What about this hack/workaround here? It was posted in a comment to Slow oplog tailing on Atlas · Issue #10808 · meteor/meteor · GitHub

It says…

Meteor.apply` fixes ‘Meteor.call’ not calling DDP “updated” msg on production environment for active subscriptions.
– This caused method callback to never fire.
– The root cause for the missing ‘updated’ msg is unknown. It seems related to the oplog collection stalling.

truedon · August 11, 2021, 12:32pm

For what its worth and I know it’s a very unpopular opinion here but I have always had these kind of experiences when using hosted services and the only way I have fixed it is by owning rack space and owning dedicated hardware outright and tuning ulimits and kernel settings. I cannot say virtualization has worked at all in my use cases, in fact it’s been a big hindrance. Give me a dedicated quad core and it will ruin a 16 cpu cloud instance. You may see the cpu’s available in top and /proc, doesnt mean it actually gives same performance even of a home gaming pc.

sabativi · August 11, 2021, 1:40pm

I do not know if this can be related but I have lots of

Error, too many requests. Please slow down. You must wait xx seconds before trying again.

I do not know why, it seems to happen some times to times, which cause passwordLess login not to work sometimes.

Will watch this thread and issue,

waldgeist · August 11, 2021, 2:12pm

Won’t work for me, as we’re using a Unity client.

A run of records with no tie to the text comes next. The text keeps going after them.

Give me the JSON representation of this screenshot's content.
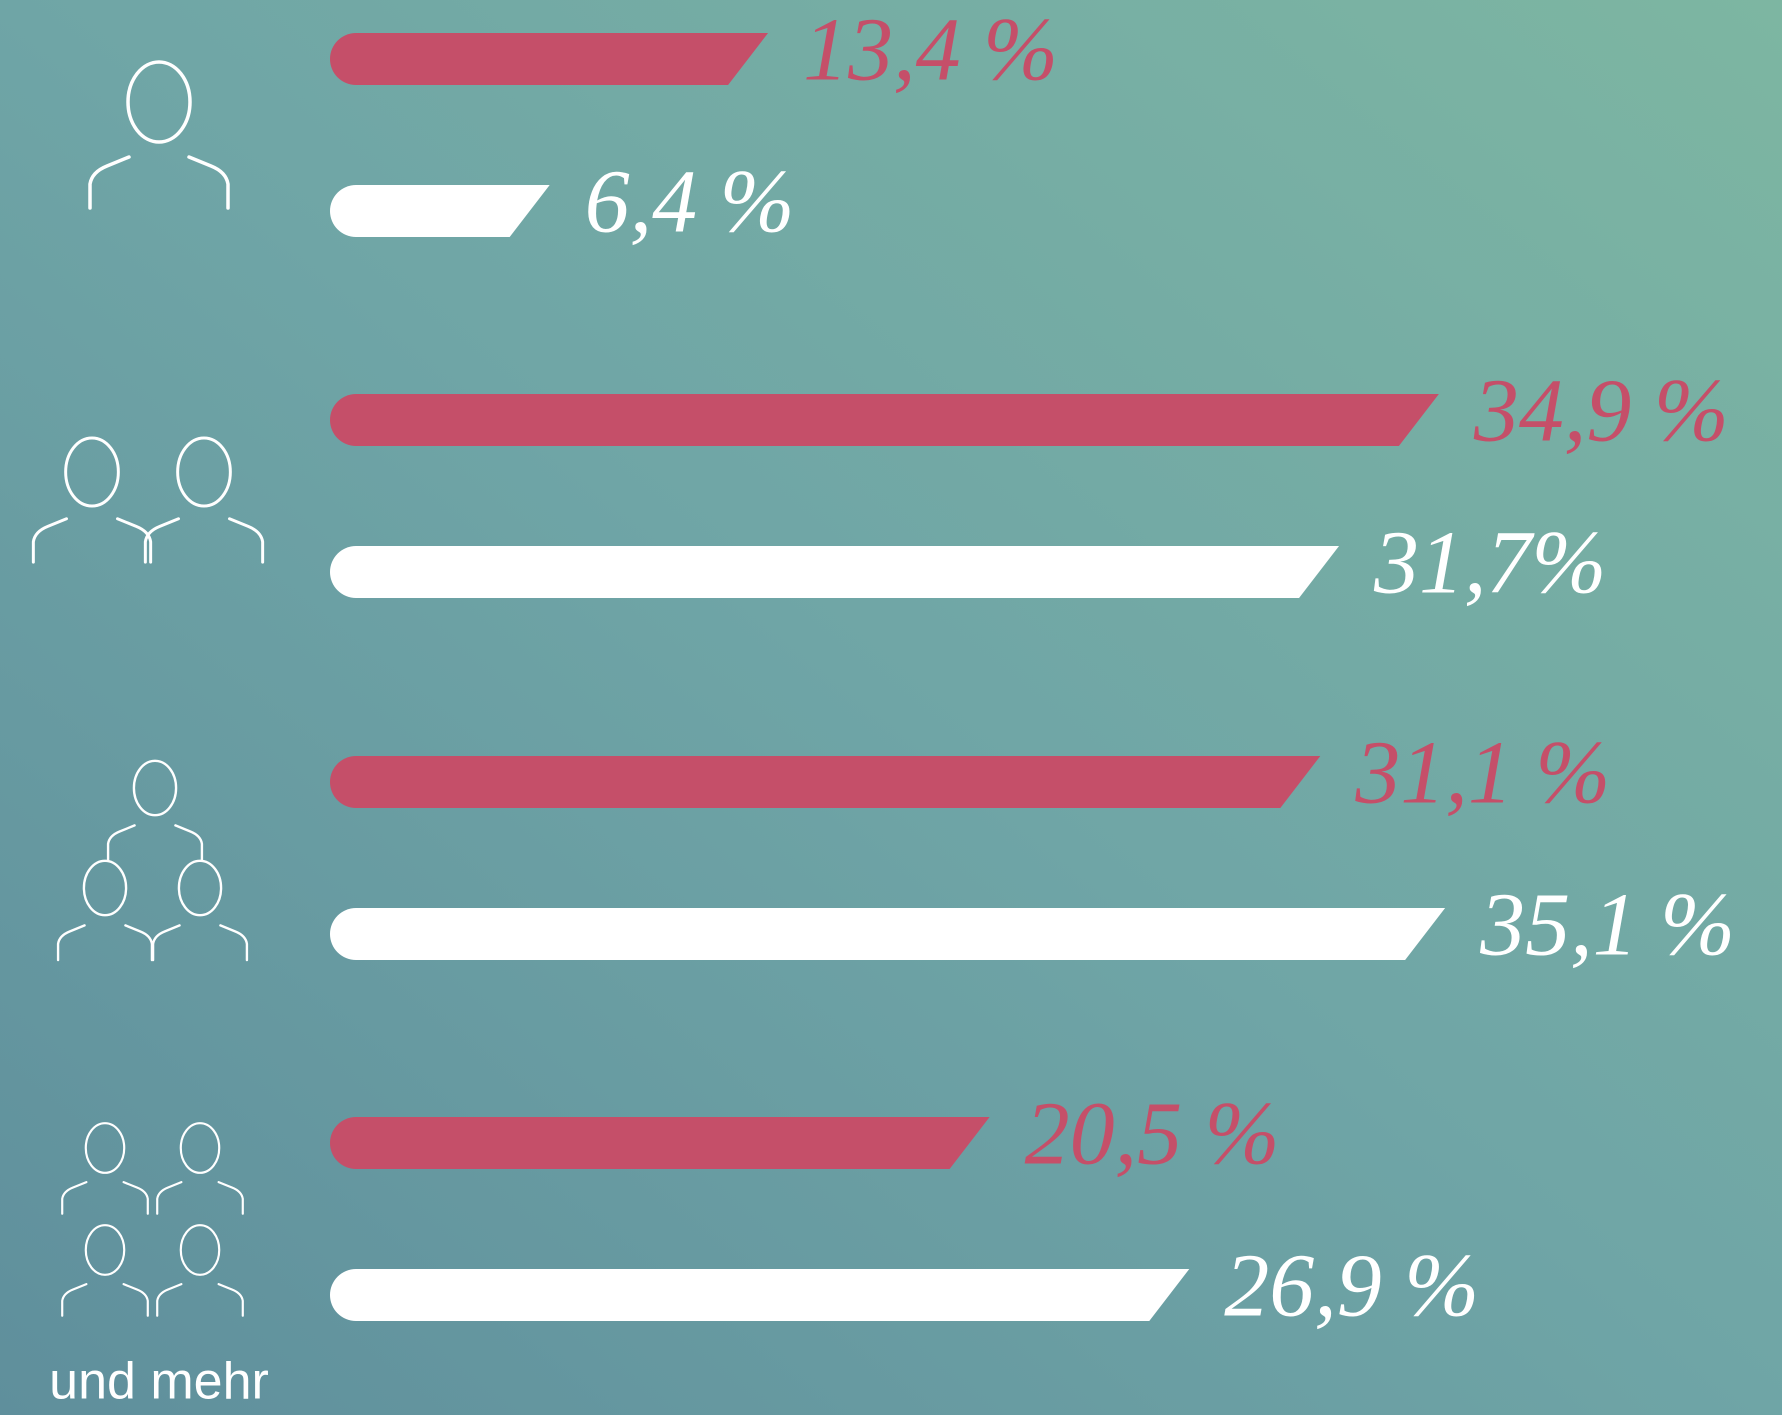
{
  "chart_data": {
    "type": "bar",
    "categories": [
      null,
      null,
      null,
      "und mehr"
    ],
    "series": [
      {
        "color": "#c54f69",
        "values": [
          13.4,
          34.9,
          31.1,
          20.5
        ],
        "value_labels": [
          "13,4 %",
          "34,9 %",
          "31,1 %",
          "20,5 %"
        ]
      },
      {
        "color": "#ffffff",
        "values": [
          6.4,
          31.7,
          35.1,
          26.9
        ],
        "value_labels": [
          "6,4 %",
          "31,7%",
          "35,1 %",
          "26,9 %"
        ]
      }
    ]
  }
}
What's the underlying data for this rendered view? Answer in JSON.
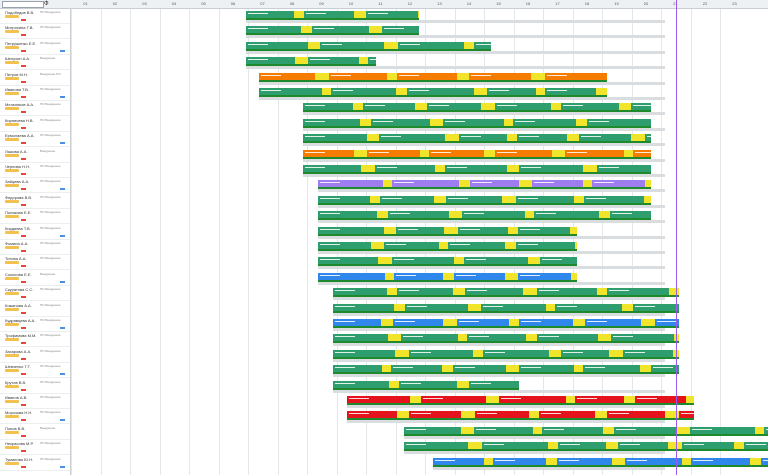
{
  "header": {
    "filter_label": "Ф",
    "search_placeholder": "",
    "filter_icon": "filter-icon"
  },
  "columns": [
    "01",
    "02",
    "03",
    "04",
    "05",
    "06",
    "07",
    "08",
    "09",
    "10",
    "11",
    "12",
    "13",
    "14",
    "15",
    "16",
    "17",
    "18",
    "19",
    "20",
    "21",
    "22",
    "23"
  ],
  "colors": {
    "work": "#2f9e6e",
    "rest": "#f0e52a",
    "orange": "#f57c00",
    "blue": "#2f86eb",
    "violet": "#9e7df0",
    "red": "#e5131b",
    "pink": "#ec6aa8",
    "now": "#9b59f0"
  },
  "rows": [
    {
      "name": "Подобедов В.В.",
      "status": "ПО Внедрение"
    },
    {
      "name": "Митрохина Т.В.",
      "status": "ПО Внедрение"
    },
    {
      "name": "Петрушенко Е.Е.",
      "status": "ПО Внедрение"
    },
    {
      "name": "Шелухин А.А.",
      "status": "Внедрение"
    },
    {
      "name": "Петров М.Н.",
      "status": "Внедрение ПО"
    },
    {
      "name": "Иванова Т.В.",
      "status": "ПО Внедрение"
    },
    {
      "name": "Мельников А.А.",
      "status": "ПО Внедрение"
    },
    {
      "name": "Кирпичева Н.В.",
      "status": "ПО Внедрение"
    },
    {
      "name": "Ермолаева А.А.",
      "status": "ПО Внедрение"
    },
    {
      "name": "Лыкова А.А.",
      "status": "Внедрение"
    },
    {
      "name": "Чернова Н.Н.",
      "status": "ПО Внедрение"
    },
    {
      "name": "Зайцева А.А.",
      "status": "ПО Внедрение"
    },
    {
      "name": "Федорова В.В.",
      "status": "ПО Внедрение"
    },
    {
      "name": "Полякова Е.Е.",
      "status": "ПО Внедрение"
    },
    {
      "name": "Кирдяева Т.В.",
      "status": "ПО Внедрение"
    },
    {
      "name": "Фомина А.А.",
      "status": "ПО Внедрение"
    },
    {
      "name": "Титова А.А.",
      "status": "ПО Внедрение"
    },
    {
      "name": "Соколова Е.Е.",
      "status": "Внедрение"
    },
    {
      "name": "Скуратова С.С.",
      "status": "ПО Внедрение"
    },
    {
      "name": "Кожанова А.А.",
      "status": "ПО Внедрение"
    },
    {
      "name": "Кудрявцева А.А.",
      "status": "ПО Внедрение"
    },
    {
      "name": "Трофимова М.М.",
      "status": "ПО Внедрение"
    },
    {
      "name": "Захарова А.А.",
      "status": "ПО Внедрение"
    },
    {
      "name": "Шевченко Т.Т.",
      "status": "ПО Внедрение"
    },
    {
      "name": "Крутов В.В.",
      "status": "ПО Внедрение"
    },
    {
      "name": "Иванов А.В.",
      "status": "ПО Внедрение"
    },
    {
      "name": "Морозова Н.Н.",
      "status": "ПО Внедрение"
    },
    {
      "name": "Попов В.В.",
      "status": "Внедрение"
    },
    {
      "name": "Некрасова М.Р.",
      "status": "ПО Внедрение"
    },
    {
      "name": "Туманова Ю.Н.",
      "status": "ПО Внедрение"
    }
  ]
}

rjdavid · August 11, 2021, 5:59pm

That might be a different issue. We have specific handling for this for different methods. Our last remaining issue is related to the built-in login resume of Meteor (not sure if that is the same password-less error that you are mentioning)

sabativi · August 12, 2021, 7:13am

This is pretty much the same as in passwordLess I use GitHub - meteorhacks/inject-data: A way to inject data to the client with initial HTML to add a token client side so that I can do to loginWithToken that is the same as the resume login in meteor

rjdavid · August 12, 2021, 8:57am

If you have control over that method call, then you can also debounce that event. Another way is to increase the frequency of allowed calls for that method. In our case, most issues are solved by debouncing from the client side or ensuring that unintended re-rendering of components are not causing multiple method calls. For the case that it is expected that frequency to be high per client, then we asjust the ddp rate limit for that method.

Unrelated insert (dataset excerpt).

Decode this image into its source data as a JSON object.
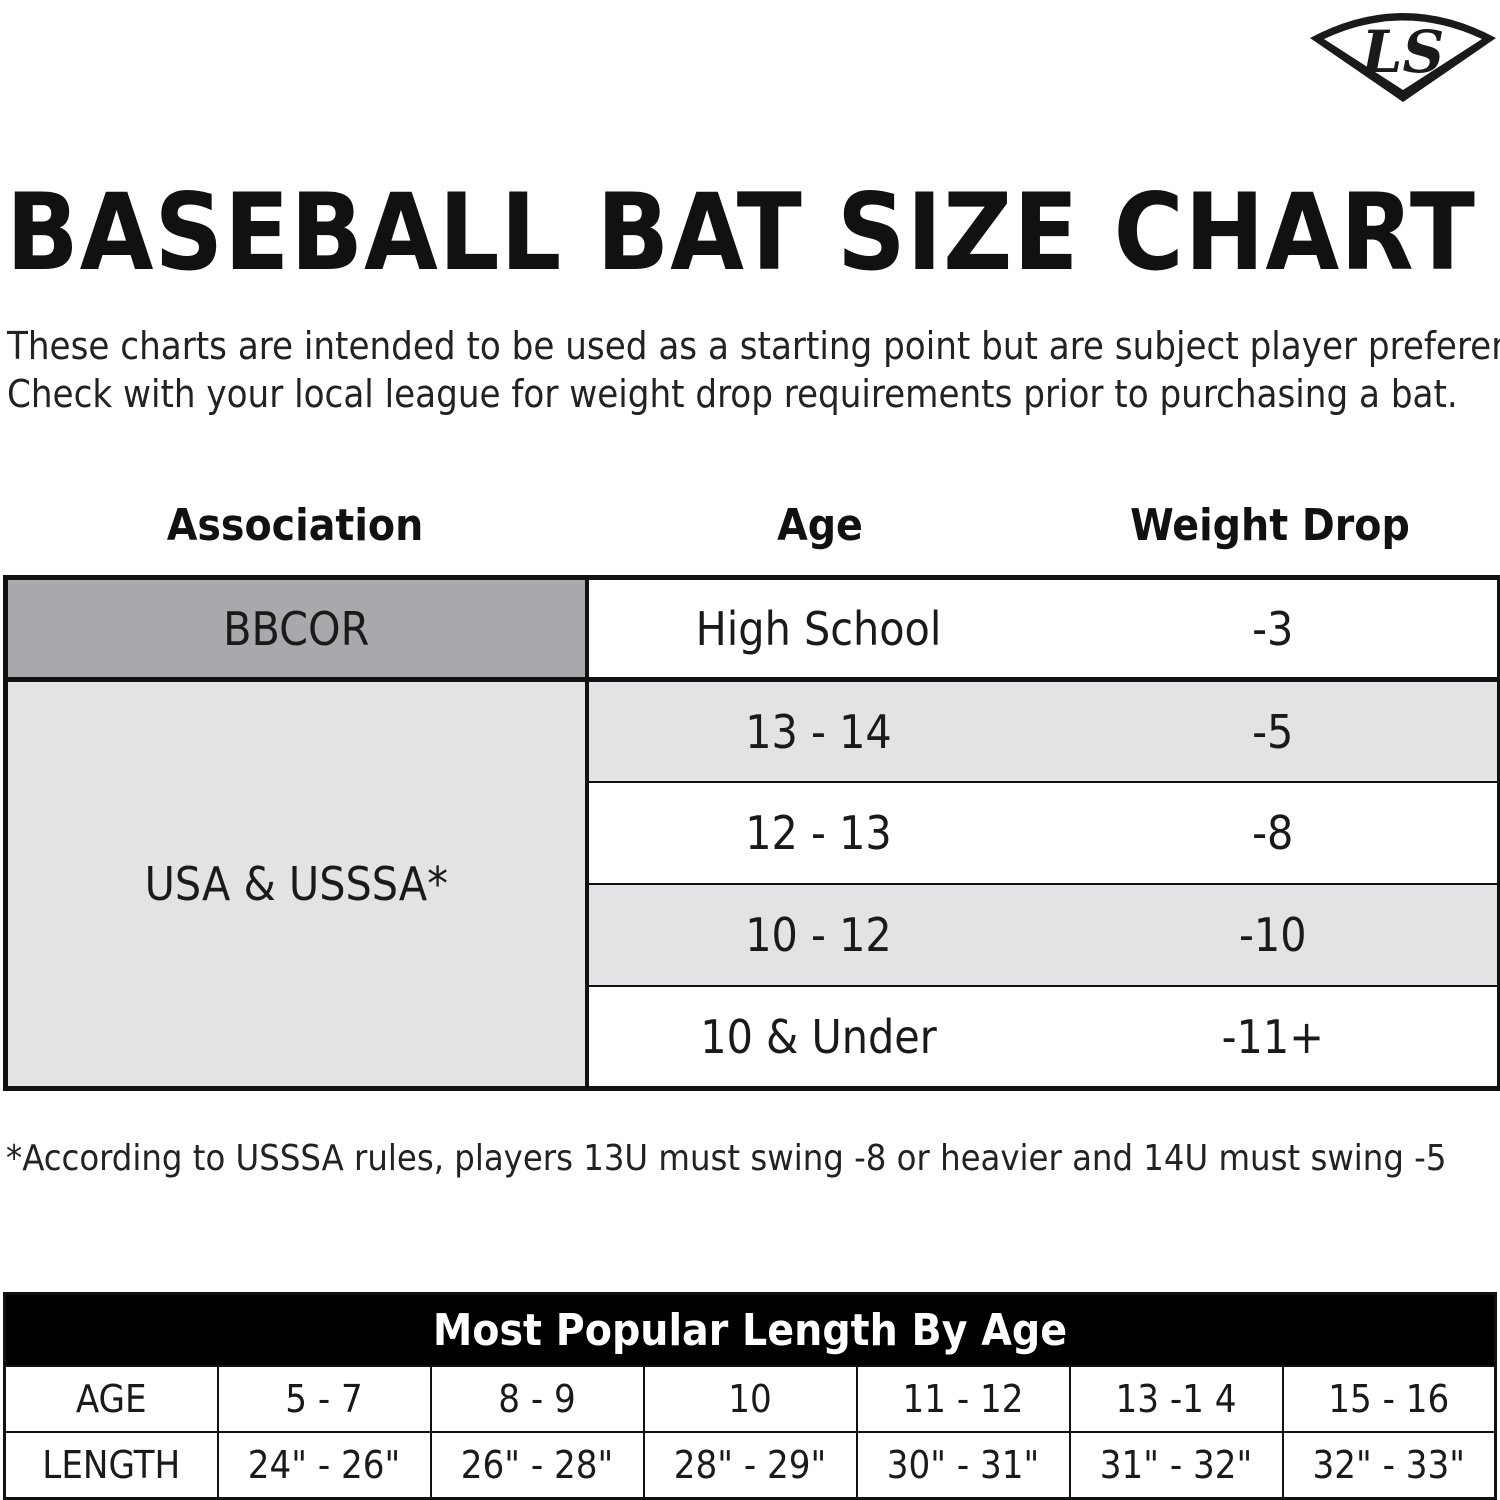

filipenevola · August 12, 2021, 8:50pm

See our comment here please Slow oplog tailing on ATLAS (reactivated issue) · Issue #11578 · meteor/meteor · GitHub

Spyridon · August 12, 2021, 9:09pm

See our comment here please Slow oplog tailing on ATLAS (reactivated issue) · Issue #11578 · meteor/meteor · GitHub

Hello and thanks for all the replies!

I had a phone call with MongoDB Atlas support today and we reiterated that we can both recognize the issue, but since nothing is appearing on the database statistics side, it’s hard to pinpoint what is going on. We’re still testing a few things, but haven’t had any success yet.

@filipenevola - We already have Redis Oplog enabled on our project. This issue is still occuring.

One strange thing we noticed on the call is when the performance degradation occurs, the Galaxy APM is showing a very high response time not only on methods, but also on pub/sub. If we’re using Redis Oplog, shouldn’t the response time for pub/sub stay low based on the redis server? I’m not 100% sure how Redis Oplog appears in the APM.